So beginnen die Fäden sich zu verweben und ein Gesamtbild entsteht langsam, in dem die drei einander völlig Fremden sich gemeinsam verstricken werden.

Jede der Figuren ist intensiv angelegt, bis hin zum Stil, den Lapidus zu jeder Person passend im Buch entfaltet. Stichworte fast nur, Hektik, ständiges Plappern, assoziativ die Sprache und das Umfeld Mahmuds. Zynisch, hart, wortkarg, düster die Sprache und die Erlebniswelt des Polizisten Thomas. Vordergründig gewählt, reflektierend, klar die Gedanken des Soldaten Niklas, hintergründig mehr und mehr in den Wahn abtauchend. In Scheiben erzählt Lapidus auf diese Art seine Geschichte, beständig wechseln die drei Figuren in gleicher Reihenfolge einander im Buch Kapitelweise ab.
Fazit
Intensiv und dicht, emotional hervorragend beschrieben und mit einem intelligent konstruierten Fall, dass ist die eine Seite des Buches, die ein hohes Lesevergnügen in den Raum stellt. Anders als gewohnt, das auf jeden Fall.
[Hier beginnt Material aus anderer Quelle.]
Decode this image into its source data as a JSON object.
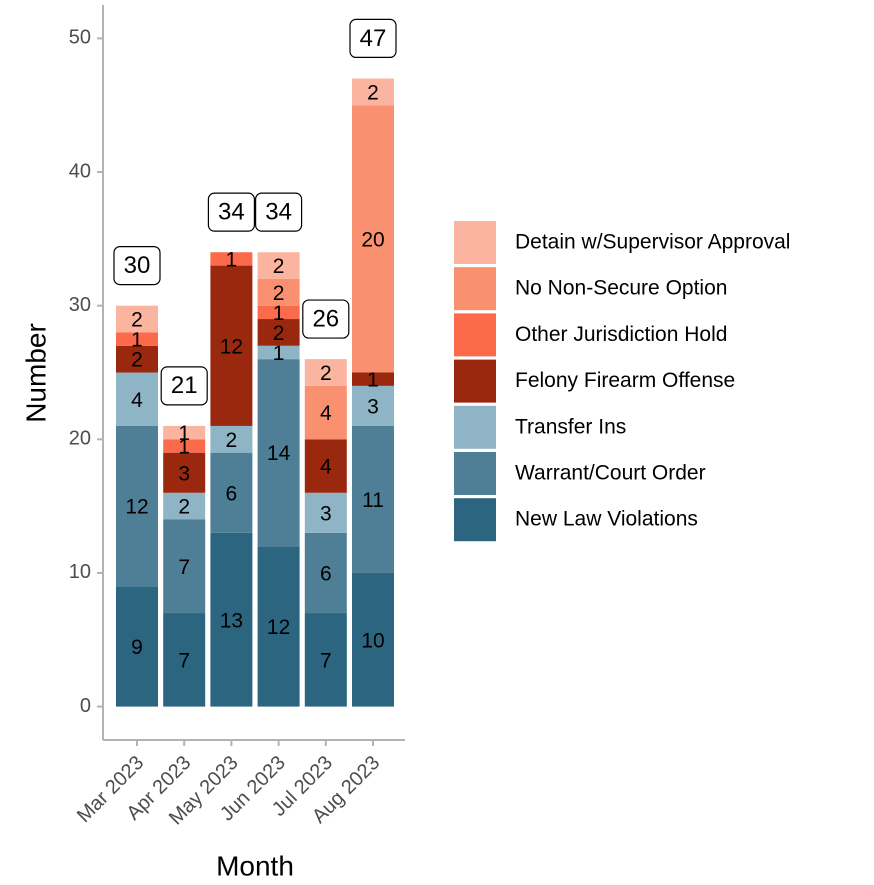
{
  "chart_data": {
    "type": "stacked_bar",
    "x_label": "Month",
    "y_label": "Number",
    "categories": [
      "Mar 2023",
      "Apr 2023",
      "May 2023",
      "Jun 2023",
      "Jul 2023",
      "Aug 2023"
    ],
    "series": [
      {
        "name": "New Law Violations",
        "color": "#2b6580",
        "values": [
          9,
          7,
          13,
          12,
          7,
          10
        ]
      },
      {
        "name": "Warrant/Court Order",
        "color": "#4f7f97",
        "values": [
          12,
          7,
          6,
          14,
          6,
          11
        ]
      },
      {
        "name": "Transfer Ins",
        "color": "#8fb4c6",
        "values": [
          4,
          2,
          2,
          1,
          3,
          3
        ]
      },
      {
        "name": "Felony Firearm Offense",
        "color": "#99280f",
        "values": [
          2,
          3,
          12,
          2,
          4,
          1
        ]
      },
      {
        "name": "Other Jurisdiction Hold",
        "color": "#fb6a4a",
        "values": [
          1,
          1,
          1,
          1,
          0,
          0
        ]
      },
      {
        "name": "No Non-Secure Option",
        "color": "#f9906f",
        "values": [
          0,
          0,
          0,
          2,
          4,
          20
        ]
      },
      {
        "name": "Detain w/Supervisor Approval",
        "color": "#fbb4a0",
        "values": [
          2,
          1,
          0,
          2,
          2,
          2
        ]
      }
    ],
    "totals": [
      30,
      21,
      34,
      34,
      26,
      47
    ],
    "ylim": [
      -2.5,
      52.5
    ],
    "yticks": [
      0,
      10,
      20,
      30,
      40,
      50
    ]
  }
}
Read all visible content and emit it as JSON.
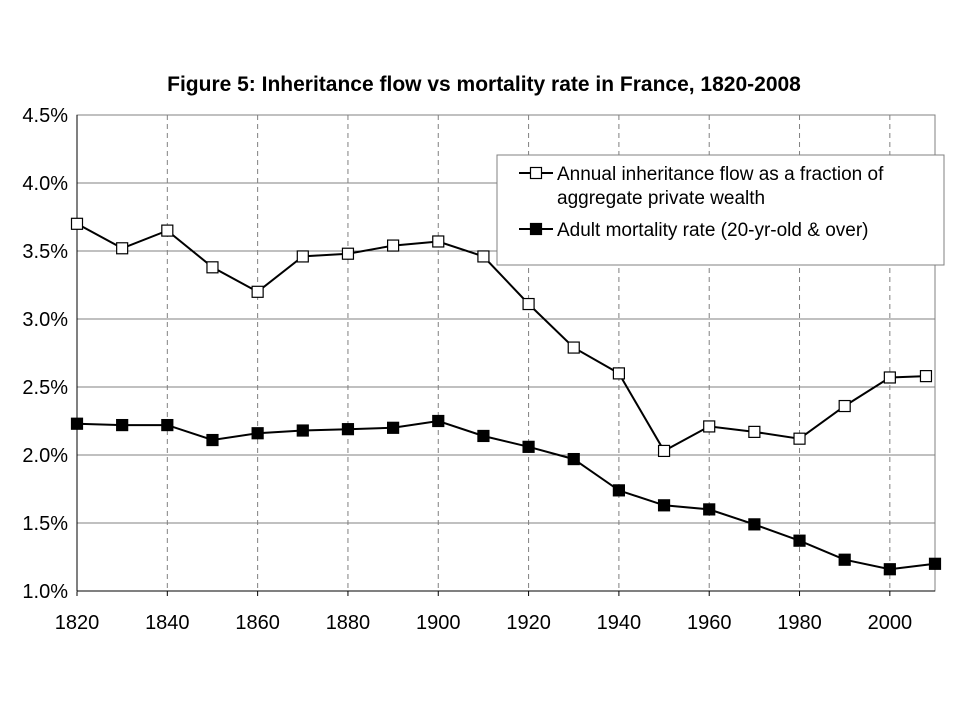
{
  "chart_data": {
    "type": "line",
    "title": "Figure 5: Inheritance flow vs mortality rate in France, 1820-2008",
    "xlabel": "",
    "ylabel": "",
    "xlim": [
      1820,
      2010
    ],
    "ylim": [
      0.01,
      0.045
    ],
    "x_ticks": [
      "1820",
      "1840",
      "1860",
      "1880",
      "1900",
      "1920",
      "1940",
      "1960",
      "1980",
      "2000"
    ],
    "y_ticks": [
      "1.0%",
      "1.5%",
      "2.0%",
      "2.5%",
      "3.0%",
      "3.5%",
      "4.0%",
      "4.5%"
    ],
    "grid": {
      "horizontal": "solid",
      "vertical": "dashed"
    },
    "legend_position": "top-right",
    "series": [
      {
        "name": "Annual inheritance flow as a fraction of aggregate private wealth",
        "legend_lines": [
          "Annual inheritance flow as a fraction of",
          "aggregate private wealth"
        ],
        "marker": "open-square",
        "x": [
          1820,
          1830,
          1840,
          1850,
          1860,
          1870,
          1880,
          1890,
          1900,
          1910,
          1920,
          1930,
          1940,
          1950,
          1960,
          1970,
          1980,
          1990,
          2000,
          2008
        ],
        "y": [
          0.037,
          0.0352,
          0.0365,
          0.0338,
          0.032,
          0.0346,
          0.0348,
          0.0354,
          0.0357,
          0.0346,
          0.0311,
          0.0279,
          0.026,
          0.0203,
          0.0221,
          0.0217,
          0.0212,
          0.0236,
          0.0257,
          0.0258
        ]
      },
      {
        "name": "Adult mortality rate (20-yr-old & over)",
        "legend_lines": [
          "Adult mortality rate (20-yr-old & over)"
        ],
        "marker": "filled-square",
        "x": [
          1820,
          1830,
          1840,
          1850,
          1860,
          1870,
          1880,
          1890,
          1900,
          1910,
          1920,
          1930,
          1940,
          1950,
          1960,
          1970,
          1980,
          1990,
          2000,
          2010
        ],
        "y": [
          0.0223,
          0.0222,
          0.0222,
          0.0211,
          0.0216,
          0.0218,
          0.0219,
          0.022,
          0.0225,
          0.0214,
          0.0206,
          0.0197,
          0.0174,
          0.0163,
          0.016,
          0.0149,
          0.0137,
          0.0123,
          0.0116,
          0.012
        ]
      }
    ],
    "colors": {
      "line": "#000000",
      "grid": "#808080",
      "open_marker_fill": "#ffffff",
      "filled_marker_fill": "#000000"
    }
  }
}
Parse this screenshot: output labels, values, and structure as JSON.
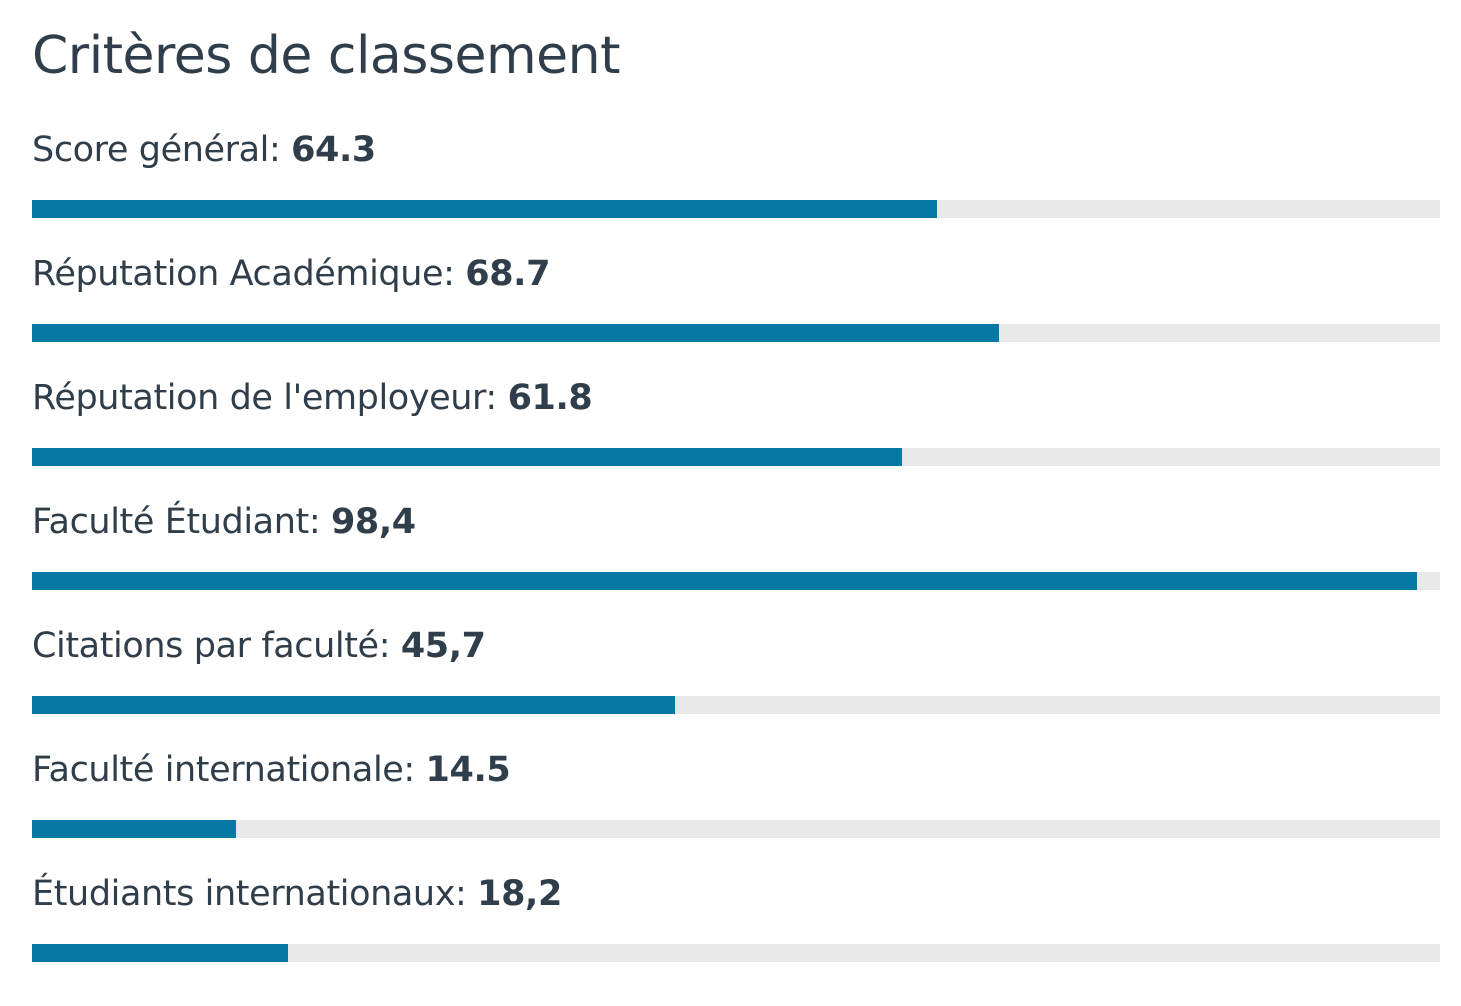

Brüche und Perspektivwechsel, sprachliche Stiländerungen am laufenden Band, auf Dauer ist dies aber auch anstrengend und bedarf einer hohen Konzentration, um den Zusammenhang der einzelnen Figuren nicht aus dem Blick zu verlieren. Ein Stück weniger wäre hier mehr gewesen, ab und an das Weiterverfolgen eines Erzählfadens wünschenswert, statt umgehend wieder in die Welt einer der anderen beiden Figuren eintauchen zu müssen. Überwiegend aber ein intensives und spannendes Buch, welches das Lesen auf jeden Fall lohnt.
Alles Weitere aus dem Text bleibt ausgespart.